What Is Culture?
(Note: The
following piece was written responding to story that was published on https://www.NPR.com about dropping
population numbers in Japan, with fewer and fewer younger couples choosing
to having children at home, while others traveled abroad, such as to the US, to
have careers and start families. The question raised in the comments that followed
was ‘What happens to a culture when its people are gone?’)
Japan is a top-tier ‘first world’
society. It now enjoys a strong presence in the capitalistic sphere equal to
the United States in many respects. As such, Japan has a considerable influence
on the world’s economy at large through dozens of its technology sectors and
companies.
However, the current population fluctuations and downturns make it potentially quite
fragile. Therefore, what would happen if the worst were to occur, and its
numbers dwindled to a point of virtual ‘no return’ (or, at the least
‘non-viability’), one which would make it impossible for any such country to continue
to function as nation, and a people? (Sorry, Japan! This short essay is merely
speculation and conjecture on my part, and an intellectual exercise, using
current population trends as a platform for conjecture.) Well, as much as we like to think sashimi, Manga, (or tacos) define a culture, they do not. Those types of ‘relics’ are just the physical manifestations of culture, symbolic representations of it. Without a living, thriving society behind them, they are nothing. (Consider Taco Bell is not in the business of selling ‘culture’ after all, only Americanized ‘cuisine copies’ of the artifacts of a culture, and not very accurate ones at that.)
Therefore, these outwardly manifested expressions are nothing by themselves, which explains why it is so easy to export them to fast-food restaurants and other mass markets, which offer the cuisine (or the art reproductions, or other by-products of a culture), but cannot offer the intangible essence or the finite qualitative experience of that culture.
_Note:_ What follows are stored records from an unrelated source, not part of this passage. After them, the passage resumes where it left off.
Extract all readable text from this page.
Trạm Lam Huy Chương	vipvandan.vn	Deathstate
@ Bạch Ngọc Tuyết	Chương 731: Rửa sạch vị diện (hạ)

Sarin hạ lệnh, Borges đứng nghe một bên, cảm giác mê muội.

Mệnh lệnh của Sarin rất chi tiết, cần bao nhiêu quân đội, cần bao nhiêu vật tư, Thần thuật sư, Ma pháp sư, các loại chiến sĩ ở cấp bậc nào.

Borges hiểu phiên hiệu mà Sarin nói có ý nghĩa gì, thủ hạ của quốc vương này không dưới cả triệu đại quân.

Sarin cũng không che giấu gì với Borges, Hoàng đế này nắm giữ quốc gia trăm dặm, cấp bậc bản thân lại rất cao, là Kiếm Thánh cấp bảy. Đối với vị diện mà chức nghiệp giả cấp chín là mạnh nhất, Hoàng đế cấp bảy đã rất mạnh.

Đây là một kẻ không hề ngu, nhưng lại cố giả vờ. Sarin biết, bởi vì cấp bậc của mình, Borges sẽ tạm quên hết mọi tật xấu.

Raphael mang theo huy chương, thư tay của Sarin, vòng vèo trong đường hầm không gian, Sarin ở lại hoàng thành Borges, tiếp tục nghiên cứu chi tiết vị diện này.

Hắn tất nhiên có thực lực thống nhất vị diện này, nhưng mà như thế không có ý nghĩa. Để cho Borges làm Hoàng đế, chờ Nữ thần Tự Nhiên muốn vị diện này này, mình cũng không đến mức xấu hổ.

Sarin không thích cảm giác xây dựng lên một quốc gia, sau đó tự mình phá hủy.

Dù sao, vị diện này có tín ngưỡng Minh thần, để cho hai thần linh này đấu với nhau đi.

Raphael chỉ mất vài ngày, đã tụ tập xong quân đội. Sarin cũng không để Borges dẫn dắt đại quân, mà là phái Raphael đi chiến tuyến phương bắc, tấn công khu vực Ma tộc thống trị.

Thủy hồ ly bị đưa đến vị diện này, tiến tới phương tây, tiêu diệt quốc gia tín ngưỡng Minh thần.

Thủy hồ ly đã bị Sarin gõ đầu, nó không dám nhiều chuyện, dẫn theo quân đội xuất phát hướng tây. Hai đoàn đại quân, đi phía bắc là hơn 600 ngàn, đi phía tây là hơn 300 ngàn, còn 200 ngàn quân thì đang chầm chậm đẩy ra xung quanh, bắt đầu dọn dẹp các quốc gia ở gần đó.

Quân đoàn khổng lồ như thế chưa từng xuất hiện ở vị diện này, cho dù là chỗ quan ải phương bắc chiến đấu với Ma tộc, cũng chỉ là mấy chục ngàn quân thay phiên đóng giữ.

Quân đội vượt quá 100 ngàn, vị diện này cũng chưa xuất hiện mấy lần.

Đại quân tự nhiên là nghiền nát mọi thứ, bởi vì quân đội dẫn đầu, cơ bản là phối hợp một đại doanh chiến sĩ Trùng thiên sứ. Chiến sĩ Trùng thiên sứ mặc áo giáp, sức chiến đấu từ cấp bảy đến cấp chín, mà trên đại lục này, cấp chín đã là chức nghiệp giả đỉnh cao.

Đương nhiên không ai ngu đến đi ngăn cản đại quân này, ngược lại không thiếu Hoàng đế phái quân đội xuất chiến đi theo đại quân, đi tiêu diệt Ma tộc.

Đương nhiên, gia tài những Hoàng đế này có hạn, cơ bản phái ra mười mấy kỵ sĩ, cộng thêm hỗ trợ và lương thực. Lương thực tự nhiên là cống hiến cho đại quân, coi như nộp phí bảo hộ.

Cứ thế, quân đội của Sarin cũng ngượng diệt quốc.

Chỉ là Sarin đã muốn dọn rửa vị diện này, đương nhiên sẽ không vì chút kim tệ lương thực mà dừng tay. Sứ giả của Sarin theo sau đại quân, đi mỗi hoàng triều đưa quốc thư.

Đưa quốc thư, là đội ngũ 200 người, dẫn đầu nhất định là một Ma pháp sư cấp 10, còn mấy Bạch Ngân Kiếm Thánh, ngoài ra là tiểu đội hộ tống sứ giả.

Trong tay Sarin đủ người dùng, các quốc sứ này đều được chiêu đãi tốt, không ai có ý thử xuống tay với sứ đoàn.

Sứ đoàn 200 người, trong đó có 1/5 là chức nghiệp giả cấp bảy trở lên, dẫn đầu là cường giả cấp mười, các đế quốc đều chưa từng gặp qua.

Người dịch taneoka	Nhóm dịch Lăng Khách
Culture, instead, may be described thus: “Culture is the living expression of a people’s ongoing history of survival and adaptation through all the rigors of their native environment, including its resources, or the lack thereof. The outwardly manifested ‘cultural artifacts’ (national art, style and mode of clothing, literature, cuisine, religious practices) are, therefore, defined by how their ancestors (from most ancient to most recent) met, engaged, and overcame (or, conversely, were overcome by) that environment. ” (Quote and quotation marks are mine.)
Nearly all aspects of culture, from religion, to native cuisine, to even (counter reactionary?) responses to extant political systems, are the stepchildren of a onetime and long-ago struggle for survival in an environment that was once, more likely than not, very harsh or demanding, whether those difficulties were manufactured or natural, internal or external.
Cultural artifacts only exemplify a culture; they represent the outward expression of it, and, at best, only simulate the meaning of its existence OUTSIDE of its native environment. However, once a people are gone, their culture dies with them, though the artifacts may linger, for a time.